If there are concerns over a Georgia parent's ability to safely interact with a child, a court may mandate supervised visitation. It may take place at the parent's house, a public place or any other location where the safety of the child can be guaranteed. In most cases, a social worker or another person in a similar role will ensure that the interaction is safe and productive for both the parent and the child.
Supervised visitation orders can either be permanent or temporary depending on the circumstances of a given case. Temporary orders may be lifted after the parent goes to rehab or an investigation finds no credible evidence of abuse. Those who are subject to a supervised custody order should look to find ways to show the court that they are fit to parent their children in a less structured manner.

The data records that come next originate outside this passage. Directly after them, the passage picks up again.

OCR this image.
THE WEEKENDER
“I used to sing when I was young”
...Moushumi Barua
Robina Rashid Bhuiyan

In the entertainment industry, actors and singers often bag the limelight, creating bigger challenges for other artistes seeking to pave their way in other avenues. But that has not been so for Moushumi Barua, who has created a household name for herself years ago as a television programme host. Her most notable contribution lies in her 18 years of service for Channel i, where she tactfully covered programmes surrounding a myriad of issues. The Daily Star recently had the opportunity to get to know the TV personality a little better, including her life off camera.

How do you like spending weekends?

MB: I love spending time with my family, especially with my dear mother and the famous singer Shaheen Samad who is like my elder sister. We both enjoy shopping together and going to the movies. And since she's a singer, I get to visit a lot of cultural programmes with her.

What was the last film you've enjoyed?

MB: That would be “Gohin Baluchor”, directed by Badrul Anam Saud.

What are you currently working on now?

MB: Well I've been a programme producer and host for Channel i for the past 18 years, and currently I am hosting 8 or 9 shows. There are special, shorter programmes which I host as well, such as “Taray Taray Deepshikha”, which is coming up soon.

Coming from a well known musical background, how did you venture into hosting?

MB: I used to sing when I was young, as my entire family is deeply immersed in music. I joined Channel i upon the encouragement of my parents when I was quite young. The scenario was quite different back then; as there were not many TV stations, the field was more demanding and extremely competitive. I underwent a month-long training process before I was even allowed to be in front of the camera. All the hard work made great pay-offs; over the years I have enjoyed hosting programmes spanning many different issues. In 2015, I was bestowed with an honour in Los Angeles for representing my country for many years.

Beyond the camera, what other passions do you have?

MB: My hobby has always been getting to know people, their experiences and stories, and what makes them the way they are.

If a parent wants to change a custody order, he or she will need to appear before the judge who created it. Generally speaking, an order will not simply expire on its own without verification that a parent does not pose a danger to his or her son or daughter. Parents who are alleged to have abused their children are encouraged to cooperate with the investigation as best that they can.
The parent-child relationship is one that courts will generally go to great lengths to protect. Therefore, parents may be granted visitation rights if there is a way to do so without putting a child in danger. An attorney may help a parent obtain supervised visitation or other rights to a son or daughter. Legal counsel may also help individuals who believe that a former spouse is a danger to their children no matter what types of safeguards are put in place.